Half of Scotland's privately owned rural land is held by just 421 owners, a concentration of ownership unmatched in Europe, according to a new editorial in The Guardian. The roots of this disparity lie in the Highland clearances of the 18th and 19th centuries, which emptied glens for private takeover. Unlike in England and continental Europe, where inheritance and land taxes broke up great estates, Scotland remains feudal in scale.
The Scottish government's land reform bill aims to address this, but critics say it falls short. The bill introduces a 'transfer test' requiring notification of land sales over 1,000 hectares, but lacks an explicit veto.
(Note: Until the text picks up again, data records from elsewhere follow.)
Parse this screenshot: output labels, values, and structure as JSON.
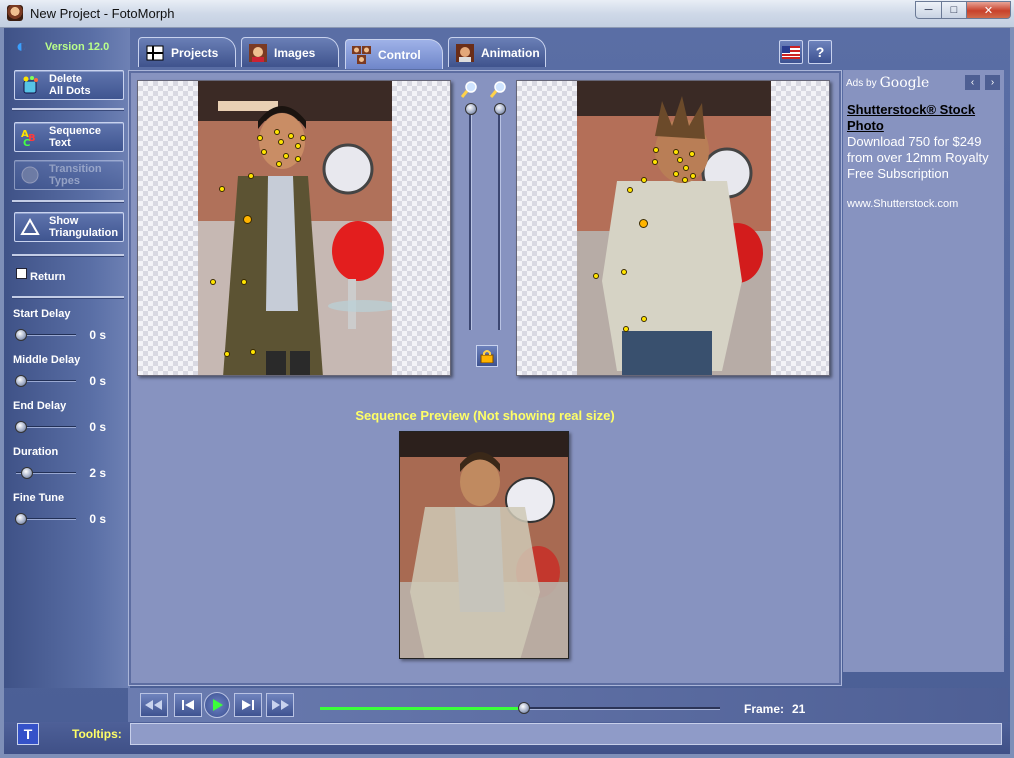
{
  "window": {
    "title": "New Project - FotoMorph",
    "min": "─",
    "max": "□",
    "close": "✕"
  },
  "sidebar": {
    "version": "Version 12.0",
    "buttons": [
      {
        "label": "Delete\nAll Dots",
        "icon": "paint-bucket-icon",
        "enabled": true
      },
      {
        "label": "Sequence\nText",
        "icon": "abc-text-icon",
        "enabled": true
      },
      {
        "label": "Transition\nTypes",
        "icon": "transition-icon",
        "enabled": false
      },
      {
        "label": "Show\nTriangulation",
        "icon": "triangle-icon",
        "enabled": true
      }
    ],
    "return_label": "Return",
    "return_checked": false,
    "sliders": [
      {
        "label": "Start Delay",
        "value": "0 s"
      },
      {
        "label": "Middle Delay",
        "value": "0 s"
      },
      {
        "label": "End Delay",
        "value": "0 s"
      },
      {
        "label": "Duration",
        "value": "2 s"
      },
      {
        "label": "Fine Tune",
        "value": "0 s"
      }
    ]
  },
  "tabs": [
    {
      "label": "Projects",
      "icon": "projects-grid-icon",
      "active": false
    },
    {
      "label": "Images",
      "icon": "images-portrait-icon",
      "active": false
    },
    {
      "label": "Control",
      "icon": "control-faces-icon",
      "active": true
    },
    {
      "label": "Animation",
      "icon": "animation-portrait-icon",
      "active": false
    }
  ],
  "top_icons": {
    "language": "us-flag-icon",
    "help": "?"
  },
  "workspace": {
    "preview_title": "Sequence Preview (Not showing real size)"
  },
  "ads": {
    "label": "Ads by",
    "brand": "Google",
    "title": "Shutterstock® Stock Photo",
    "body": "Download 750 for $249 from over 12mm Royalty Free Subscription",
    "url": "www.Shutterstock.com",
    "prev": "‹",
    "next": "›"
  },
  "player": {
    "frame_label": "Frame:",
    "frame_value": "21",
    "progress_fraction": 0.51
  },
  "tooltips": {
    "label": "Tooltips:",
    "text": "",
    "icon": "T"
  }
}
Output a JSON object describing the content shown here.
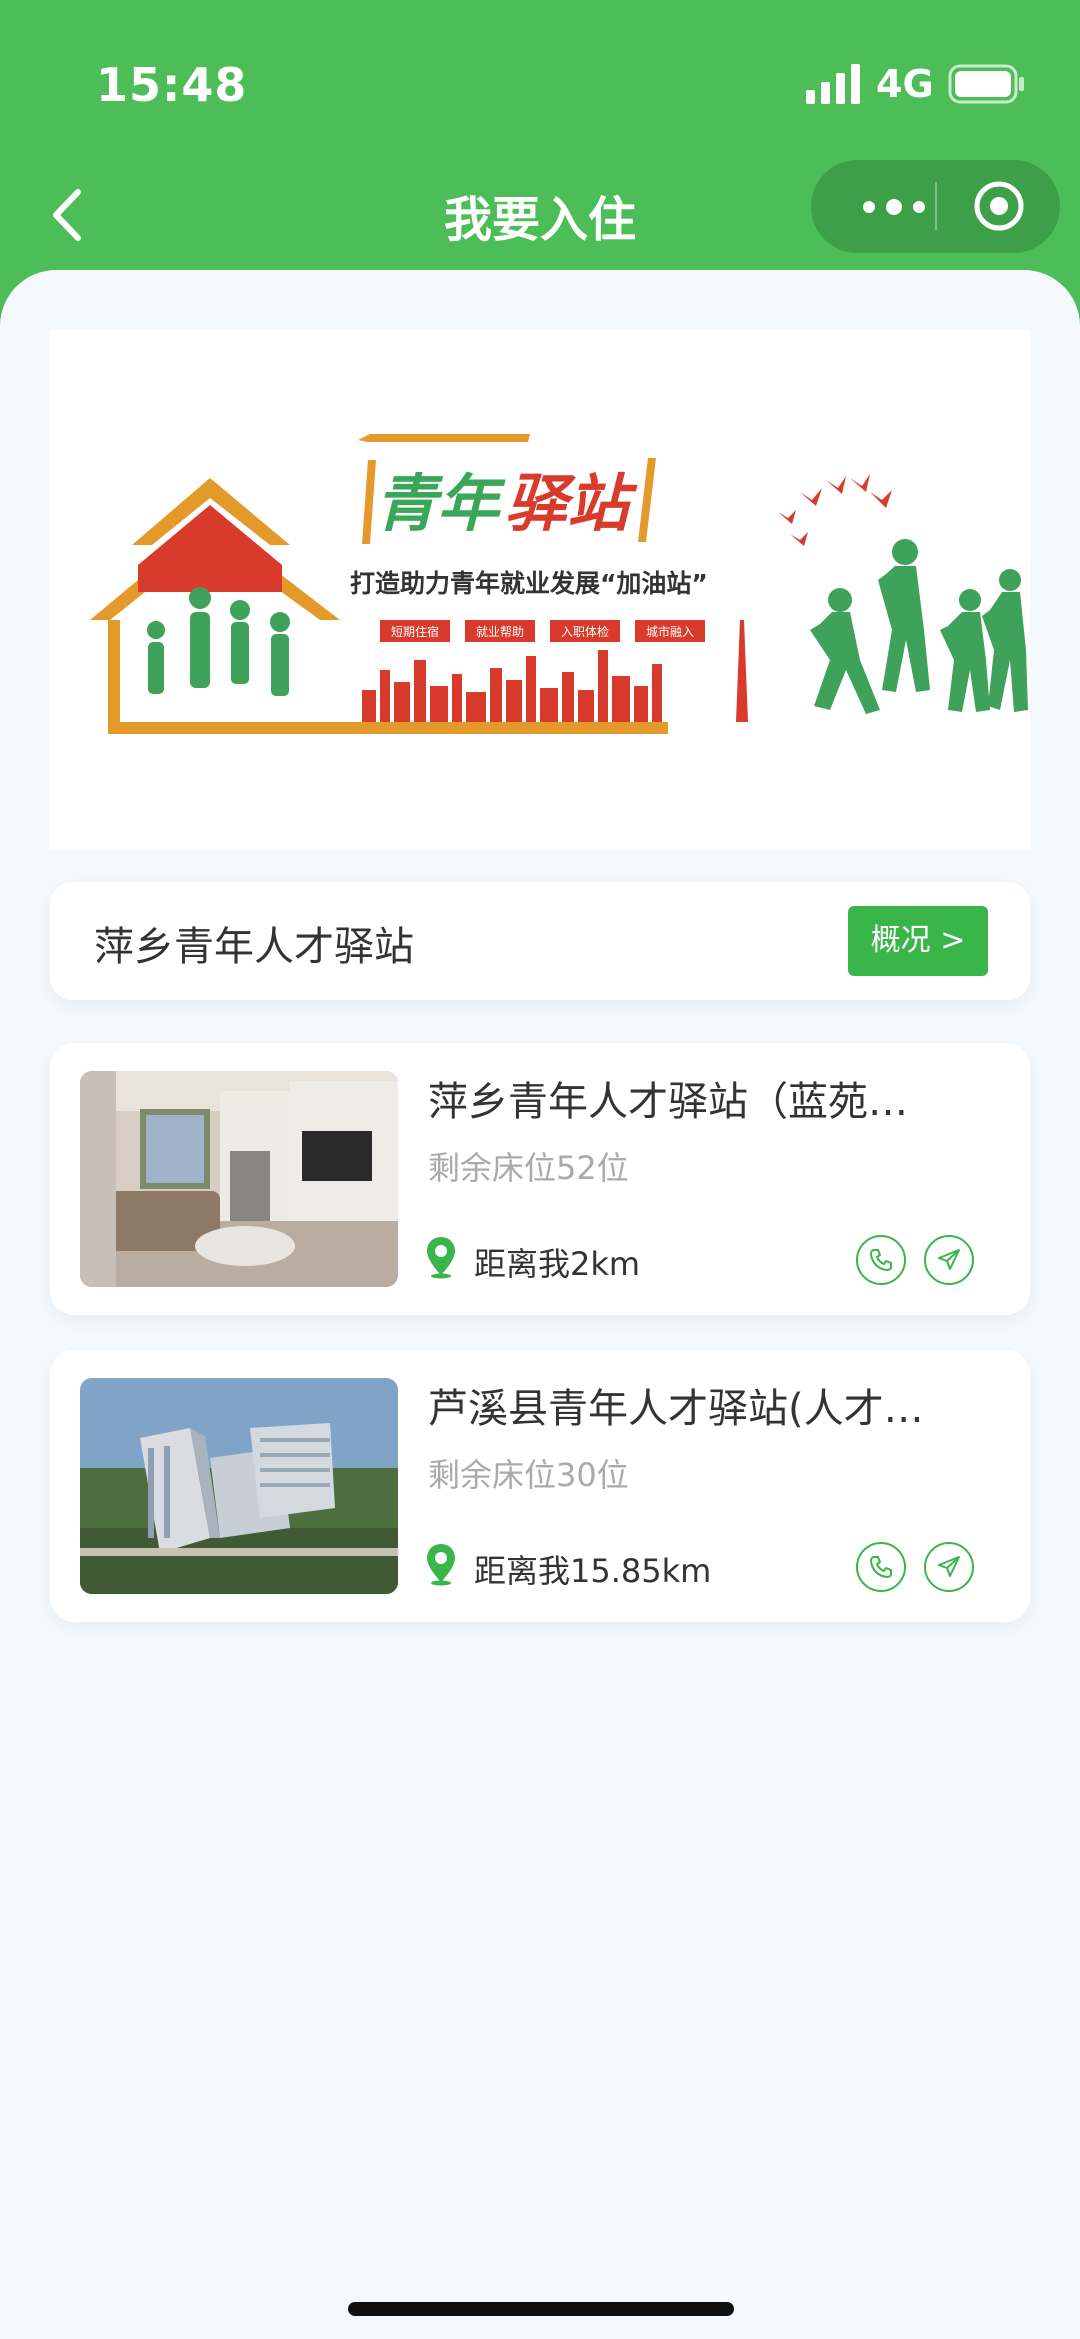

Supporters argue it allows community groups to prepare rival bids, but many estates are in sparsely populated areas where communities lack purchasing power. New 'lotting' rules could split large sales into smaller plots, but land reform expert Andy Wightman warns that existing landowners may simply buy back the lots.
Wightman, a former Green MSP, argues that Scotland's land should be regulated as a shared resource in the public interest, rather than left to a free market that privileges the wealthy. The Common Weal thinktank suggests a local land levy to make hoarding costly and fund community investment, similar to Scotland's tourist tax. They advocate emulating Nordic nations, where smart taxes ensure smaller rural holdings and sustainable land use.
Land reform became a flashpoint in the 2014 independence campaign, raising questions of power and sovereignty. However, the Scottish National Party recently voted down opposition attempts to cap land ownership, fearing it would scare off investment, particularly in forest land for carbon offsetting. The editorial argues that by refusing caps, Holyrood preserved the status quo, and questions whether Scotland's democracy has the courage to break the bond of concentrated land ownership.